Single by Pixie Lott

from the album Turn It Up
- Released: 7 June 2010
- Recorded: 2009
- Genre: Synth-pop; R&B;
- Length: 3:16
- Label: Mercury
- Songwriter(s): Pixie Lott; Ruth-Anne Cunningham; Jonas Jeberg; Mich Hansen;
- Producer(s): Jonas Jeberg; Cutfather;

Pixie Lott singles chronology
| "Gravity" (2010) | "Turn It Up" (2010) | "Broken Arrow" (2010) |

= Turn It Up (Pixie Lott song) =

2010 single by Pixie Lott

"Turn It Up" is a song by English singer Pixie Lott from her 2009 debut album of the same name. Written by Lott, Ruth-Anne Cunningham, Jonas Jeberg and Mich Hansen, the track was released as the album's fifth single on 7 June 2010. Lott performed the song on the third semi-final of the fourth series of Britain's Got Talent on 2 June 2010.

==Critical reception==
Nick Levine of Digital Spy wrote: "While Danish duo Cutfather & Joe supply a suitably synthy pop-R&B backdrop—complete with singalong chorus—Lott gets down to the nitty-gritty of splitting up. 'I know you can't stay, so I won't be waiting, anticipating for the fall,' she sings, before trotting out that old chestnut about time being a healer.
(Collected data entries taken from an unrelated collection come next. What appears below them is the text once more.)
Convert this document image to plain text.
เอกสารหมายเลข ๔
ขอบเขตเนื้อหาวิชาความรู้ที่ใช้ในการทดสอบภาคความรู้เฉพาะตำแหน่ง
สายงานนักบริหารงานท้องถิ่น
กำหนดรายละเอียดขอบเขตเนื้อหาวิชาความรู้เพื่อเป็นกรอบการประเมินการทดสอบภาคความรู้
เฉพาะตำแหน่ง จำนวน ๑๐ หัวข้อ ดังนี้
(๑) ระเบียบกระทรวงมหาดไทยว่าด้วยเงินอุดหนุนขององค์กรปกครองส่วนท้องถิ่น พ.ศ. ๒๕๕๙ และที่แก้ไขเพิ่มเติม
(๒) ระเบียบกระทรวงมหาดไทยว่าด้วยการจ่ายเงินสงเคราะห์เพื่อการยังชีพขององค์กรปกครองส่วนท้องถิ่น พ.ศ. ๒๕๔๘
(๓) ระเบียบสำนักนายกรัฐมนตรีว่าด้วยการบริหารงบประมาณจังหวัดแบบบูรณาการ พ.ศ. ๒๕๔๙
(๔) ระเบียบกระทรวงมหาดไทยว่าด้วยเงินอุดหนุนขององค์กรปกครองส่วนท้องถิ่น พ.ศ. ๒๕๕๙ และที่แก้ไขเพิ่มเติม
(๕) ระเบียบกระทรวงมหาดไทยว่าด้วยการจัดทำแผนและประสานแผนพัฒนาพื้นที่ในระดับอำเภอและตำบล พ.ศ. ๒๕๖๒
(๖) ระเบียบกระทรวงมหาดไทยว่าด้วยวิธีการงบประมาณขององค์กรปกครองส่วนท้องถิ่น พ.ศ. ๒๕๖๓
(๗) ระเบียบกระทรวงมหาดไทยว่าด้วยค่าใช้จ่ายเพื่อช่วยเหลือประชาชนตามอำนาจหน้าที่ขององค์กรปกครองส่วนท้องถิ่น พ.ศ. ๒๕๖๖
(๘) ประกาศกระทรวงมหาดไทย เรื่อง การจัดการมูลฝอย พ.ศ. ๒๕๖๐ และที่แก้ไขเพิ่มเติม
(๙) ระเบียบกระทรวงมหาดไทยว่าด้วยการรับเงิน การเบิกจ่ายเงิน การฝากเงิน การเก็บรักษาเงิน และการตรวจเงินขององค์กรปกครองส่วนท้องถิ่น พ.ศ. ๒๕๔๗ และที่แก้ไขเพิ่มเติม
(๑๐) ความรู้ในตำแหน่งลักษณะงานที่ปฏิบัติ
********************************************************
It's a terribly mature approach from one so young, but what else would you expect from a 19-year-old who already has a platinum album, a fashion line and a US film role to her name?" Fraser McAlpine of the BBC Chart Blog called the song "a perfectly good album track, notable only because at no point in the presentation does Pixie stop singing", but commented that "as a fifth single from an already-successful breakthrough album, it's pointless, and worse, might even allow chart-statisticians such as myself the chance to put together a compelling argument that she's failing, when she could be off recording some new, different, amazing songs and preparing to kill us all with brilliance."

==Music video==
The music video for "Turn It Up" was directed by Nick Frew and filmed on 16 April 2010 in Downtown Los Angeles. It premiered on 6 May 2010.

The video is literal of the song's lyrics; it features Lott walking the back streets of Los Angeles whilst singing, before cutting to several different scenes on rooftops of Lott singing and dancing during sunrise and sunset. The theme of the song is how two lovers are trying to hold their relationship together, but it just is not working. After the frustration of it, they decide to end the drama and break up, wishing the best to one another and keeping good memories of their times together.

==Live performances==
Lott promoted the song in several live performances, such as on the Main Stage of the Radio 1's Big Weekend in Bangor, Wales on 23 May 2010, the third semi-final of the fourth series of Britain's Got Talent on 2 June 2010, T4's Hollyoaks Music Show on 12 June 2010, the T4 on the Beach concert in Weston-super-Mare on 4 July 2010 and the Children in Need 2010 charity concert on 19 November 2010.

==Track listing==
- Digital single – remix bundle
1. "Turn It Up" (Digital Dog Radio Edit) – 2:59
2. "Turn It Up" (Dee-Lux Club Remix Edit) – 2:56

==Personnel==
- Pixie Lott – vocals
- Jonas Jeberg – production, all instruments
- Cutfather – production, percussion
- Phil Tan – mixing
- Carlos Oyanedel – additional mix engineering
- Tom Coyne – mastering

==Charts==

===Weekly charts===

Weekly chart performance for "Turn It Up"
| Chart (2010) | Peak position |
|---|---|
| European Hot 100 Singles (Billboard) | 40 |
| Ireland (IRMA) | 20 |
| Scotland (OCC) | 9 |
| UK Singles (OCC) | 11 |

===Year-end charts===

Year-end chart performance for "Turn It Up"
| Chart (2010) | Position |
|---|---|
| UK Singles (OCC) | 147 |

==Certifications==

Certifications for "Turn It Up"
| Region | Certification | Certified units/sales |
| United Kingdom (BPI) | Silver | 200,000^{‡} |
^{‡} Sales+streaming figures based on certification alone.